Bourn joins Nick Swisher, who signed his own four-year deal, in Cleveland’s made-over outfield. Whereas Swish adds power and patience to fortify the heart of Terry Francona‘s lineup, Bourn brings speed and defense. A two-time Gold Glove winner and elite center fielder, Bourn has twice saved more runs with his glove than any other defender in baseball. He also uses his legs to his advantage on the basepaths, averaging 51 thefts per year since 2008 and leading the majors in steals over the past half-decade.
Though Bourn is nothing special with the bat (.704 career OPS), his combination of speed and defense at a premium position make him very valuable. According to Baseball-Reference, the two-time All-Star has been worth exactly 19 wins above replacement over the past four years. FanGraphs agrees and is even more generous, crediting him with 20.1 wins in that span, more than Josh Hamilton, Matt Kemp and Prince Fielder.
Rather than bring Bourn back, the Atlanta Braves opted to make a splash by shelling out $75 million for B.J. Upton instead. Considering that Bourn rates as the more valuable player and Cleveland nabbed him for two-thirds the cost, I’d say the Indians scored a solid bargain here. Since the going rate for a win on the open market is roughly $5 million these days, all Bourn has to do is contribute 10 wins over the next four seasons, an average of 2.5 per year, for the Indians to break even. Given that he was worth six wins last year alone, I’d bank on him living up to his end of the deal.
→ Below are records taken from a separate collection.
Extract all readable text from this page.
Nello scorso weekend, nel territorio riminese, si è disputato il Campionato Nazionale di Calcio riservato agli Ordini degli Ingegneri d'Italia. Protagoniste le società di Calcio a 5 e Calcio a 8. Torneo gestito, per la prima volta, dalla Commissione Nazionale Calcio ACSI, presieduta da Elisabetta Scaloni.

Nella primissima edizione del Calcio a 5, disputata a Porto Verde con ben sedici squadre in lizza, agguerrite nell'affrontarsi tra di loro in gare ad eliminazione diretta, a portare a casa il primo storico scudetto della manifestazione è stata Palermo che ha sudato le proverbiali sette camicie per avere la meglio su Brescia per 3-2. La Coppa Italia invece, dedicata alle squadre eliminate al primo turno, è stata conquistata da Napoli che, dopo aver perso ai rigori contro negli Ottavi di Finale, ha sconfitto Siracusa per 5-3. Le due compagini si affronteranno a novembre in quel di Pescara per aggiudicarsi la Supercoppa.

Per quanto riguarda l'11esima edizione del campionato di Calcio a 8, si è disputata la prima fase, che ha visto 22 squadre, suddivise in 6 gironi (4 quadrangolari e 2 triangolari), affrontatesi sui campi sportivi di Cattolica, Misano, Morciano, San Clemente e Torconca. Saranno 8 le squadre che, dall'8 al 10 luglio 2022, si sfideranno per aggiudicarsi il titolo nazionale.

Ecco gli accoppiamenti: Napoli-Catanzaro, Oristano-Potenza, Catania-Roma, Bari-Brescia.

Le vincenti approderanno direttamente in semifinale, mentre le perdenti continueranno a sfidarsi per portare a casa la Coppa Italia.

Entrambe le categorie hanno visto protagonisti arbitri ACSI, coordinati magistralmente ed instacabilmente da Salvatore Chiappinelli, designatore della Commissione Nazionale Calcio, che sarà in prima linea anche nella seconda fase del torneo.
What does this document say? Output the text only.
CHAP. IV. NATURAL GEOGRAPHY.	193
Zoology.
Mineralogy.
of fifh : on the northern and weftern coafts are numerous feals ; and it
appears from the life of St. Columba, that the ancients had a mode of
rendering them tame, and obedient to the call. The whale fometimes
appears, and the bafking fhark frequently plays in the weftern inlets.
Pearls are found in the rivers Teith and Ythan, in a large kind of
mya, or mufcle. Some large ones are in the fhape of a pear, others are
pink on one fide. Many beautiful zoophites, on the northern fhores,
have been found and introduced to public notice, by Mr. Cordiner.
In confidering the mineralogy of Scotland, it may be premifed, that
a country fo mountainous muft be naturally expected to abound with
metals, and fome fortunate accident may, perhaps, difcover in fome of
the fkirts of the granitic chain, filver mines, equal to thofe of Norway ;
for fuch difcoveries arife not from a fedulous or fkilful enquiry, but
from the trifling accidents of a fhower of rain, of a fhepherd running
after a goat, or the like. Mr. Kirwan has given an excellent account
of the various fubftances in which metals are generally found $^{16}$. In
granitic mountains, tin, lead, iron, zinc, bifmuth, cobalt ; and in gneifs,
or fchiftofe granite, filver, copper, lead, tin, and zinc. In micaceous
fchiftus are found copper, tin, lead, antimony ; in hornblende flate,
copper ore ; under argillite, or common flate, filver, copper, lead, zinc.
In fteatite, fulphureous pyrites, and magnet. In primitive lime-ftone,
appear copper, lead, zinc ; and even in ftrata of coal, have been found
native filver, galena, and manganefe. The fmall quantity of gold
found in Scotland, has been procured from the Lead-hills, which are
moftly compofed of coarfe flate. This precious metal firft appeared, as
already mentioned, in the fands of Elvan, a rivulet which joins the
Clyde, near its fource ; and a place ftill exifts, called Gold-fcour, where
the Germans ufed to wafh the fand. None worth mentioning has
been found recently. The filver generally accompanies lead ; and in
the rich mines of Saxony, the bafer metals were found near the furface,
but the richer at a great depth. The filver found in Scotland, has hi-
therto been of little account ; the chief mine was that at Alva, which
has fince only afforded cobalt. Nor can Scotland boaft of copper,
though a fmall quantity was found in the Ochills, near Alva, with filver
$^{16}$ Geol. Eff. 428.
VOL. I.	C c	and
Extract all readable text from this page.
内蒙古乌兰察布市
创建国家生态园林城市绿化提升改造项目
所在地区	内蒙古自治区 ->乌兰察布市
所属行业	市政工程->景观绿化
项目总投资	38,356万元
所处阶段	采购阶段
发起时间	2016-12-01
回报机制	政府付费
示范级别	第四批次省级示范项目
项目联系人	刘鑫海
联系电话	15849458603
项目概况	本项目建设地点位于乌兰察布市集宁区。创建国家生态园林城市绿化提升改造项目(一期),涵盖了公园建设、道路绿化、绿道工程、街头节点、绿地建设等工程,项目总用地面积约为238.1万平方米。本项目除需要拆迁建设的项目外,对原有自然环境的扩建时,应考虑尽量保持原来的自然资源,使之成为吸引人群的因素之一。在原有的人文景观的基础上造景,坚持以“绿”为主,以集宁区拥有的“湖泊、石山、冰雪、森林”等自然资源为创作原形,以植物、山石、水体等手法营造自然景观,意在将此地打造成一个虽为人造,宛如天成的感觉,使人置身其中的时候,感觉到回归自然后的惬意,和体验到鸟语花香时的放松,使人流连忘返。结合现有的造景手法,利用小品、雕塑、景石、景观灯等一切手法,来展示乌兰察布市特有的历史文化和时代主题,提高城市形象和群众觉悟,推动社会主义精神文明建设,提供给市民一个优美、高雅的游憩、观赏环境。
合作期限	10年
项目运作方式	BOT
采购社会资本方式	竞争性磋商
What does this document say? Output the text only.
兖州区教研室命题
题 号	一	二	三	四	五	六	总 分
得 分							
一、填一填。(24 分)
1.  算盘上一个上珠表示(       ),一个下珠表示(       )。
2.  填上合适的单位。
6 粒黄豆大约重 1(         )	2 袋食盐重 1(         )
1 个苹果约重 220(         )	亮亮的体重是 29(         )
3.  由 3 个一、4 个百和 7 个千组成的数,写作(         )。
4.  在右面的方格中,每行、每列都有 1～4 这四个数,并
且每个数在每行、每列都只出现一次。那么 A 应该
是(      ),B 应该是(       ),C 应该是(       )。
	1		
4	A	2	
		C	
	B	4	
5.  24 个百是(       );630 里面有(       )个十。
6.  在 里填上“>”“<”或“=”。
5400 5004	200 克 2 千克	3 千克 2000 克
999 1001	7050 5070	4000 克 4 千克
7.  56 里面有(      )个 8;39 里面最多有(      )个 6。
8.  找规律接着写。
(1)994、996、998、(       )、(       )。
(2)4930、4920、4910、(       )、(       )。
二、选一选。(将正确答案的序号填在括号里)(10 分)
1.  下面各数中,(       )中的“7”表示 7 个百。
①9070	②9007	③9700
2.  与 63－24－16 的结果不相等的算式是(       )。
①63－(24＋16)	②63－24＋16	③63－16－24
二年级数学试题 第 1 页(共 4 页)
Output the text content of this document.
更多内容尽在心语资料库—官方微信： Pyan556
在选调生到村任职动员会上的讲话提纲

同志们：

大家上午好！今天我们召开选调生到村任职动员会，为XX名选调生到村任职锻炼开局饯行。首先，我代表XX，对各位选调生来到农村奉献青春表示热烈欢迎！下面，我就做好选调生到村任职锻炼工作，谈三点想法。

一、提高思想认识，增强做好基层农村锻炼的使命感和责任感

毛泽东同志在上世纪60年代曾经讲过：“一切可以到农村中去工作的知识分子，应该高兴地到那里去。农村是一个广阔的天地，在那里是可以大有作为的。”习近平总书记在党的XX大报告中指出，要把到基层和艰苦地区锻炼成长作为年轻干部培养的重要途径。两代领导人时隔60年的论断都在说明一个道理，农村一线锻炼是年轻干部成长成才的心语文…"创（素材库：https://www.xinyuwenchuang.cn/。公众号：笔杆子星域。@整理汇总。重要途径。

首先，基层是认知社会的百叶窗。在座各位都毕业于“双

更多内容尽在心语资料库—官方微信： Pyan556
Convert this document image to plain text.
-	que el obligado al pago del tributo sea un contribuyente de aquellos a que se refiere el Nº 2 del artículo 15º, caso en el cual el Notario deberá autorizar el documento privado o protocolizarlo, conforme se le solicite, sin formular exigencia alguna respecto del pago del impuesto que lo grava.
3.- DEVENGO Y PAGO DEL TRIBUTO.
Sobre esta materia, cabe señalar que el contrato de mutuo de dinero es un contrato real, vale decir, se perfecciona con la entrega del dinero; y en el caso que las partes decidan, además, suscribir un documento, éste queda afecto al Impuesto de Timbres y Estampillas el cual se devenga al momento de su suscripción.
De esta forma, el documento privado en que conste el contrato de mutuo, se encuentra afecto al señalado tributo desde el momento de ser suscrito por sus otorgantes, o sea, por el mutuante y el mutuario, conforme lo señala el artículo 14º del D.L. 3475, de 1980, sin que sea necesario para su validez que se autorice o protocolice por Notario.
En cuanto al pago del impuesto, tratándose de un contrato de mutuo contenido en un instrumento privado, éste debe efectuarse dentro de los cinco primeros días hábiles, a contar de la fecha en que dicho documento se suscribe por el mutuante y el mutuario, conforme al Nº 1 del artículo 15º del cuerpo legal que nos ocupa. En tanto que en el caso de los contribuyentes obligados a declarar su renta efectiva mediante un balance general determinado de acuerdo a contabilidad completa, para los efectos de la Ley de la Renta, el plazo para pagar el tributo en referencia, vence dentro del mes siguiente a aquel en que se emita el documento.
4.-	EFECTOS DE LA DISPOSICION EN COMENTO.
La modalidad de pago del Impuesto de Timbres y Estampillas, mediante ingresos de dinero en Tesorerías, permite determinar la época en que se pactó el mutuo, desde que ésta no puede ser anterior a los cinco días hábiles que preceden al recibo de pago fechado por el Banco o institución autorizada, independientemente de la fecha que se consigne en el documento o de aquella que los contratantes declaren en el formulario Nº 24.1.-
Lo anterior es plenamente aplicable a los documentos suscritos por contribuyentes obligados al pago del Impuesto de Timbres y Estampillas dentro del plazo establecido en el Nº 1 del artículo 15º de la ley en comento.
There is an element of risk with Bourn, though; the fear being that he could break down and become the next Carl Crawford. Like Crawford, most of Bourn’s value is tied up in his speed, a skill that diminishes with age (though Juan Pierre and Ichiro Suzuki are still going strong). Now that he’s on the wrong side of 30, Bourn has already peaked, and it’s possible he’s about to enter his decline phase. I think Bourn still has a few four-to-five win seasons left in the tank, but wouldn’t be surprised to see him struggle a bit in his first year with the Tribe as he adjusts to the new league, cit, and ballpark, as most free agents seem to do after signing a new contract.
But even if he slumps, at least Bourn figures to play everyday, which is more than Grady Sizemore can say.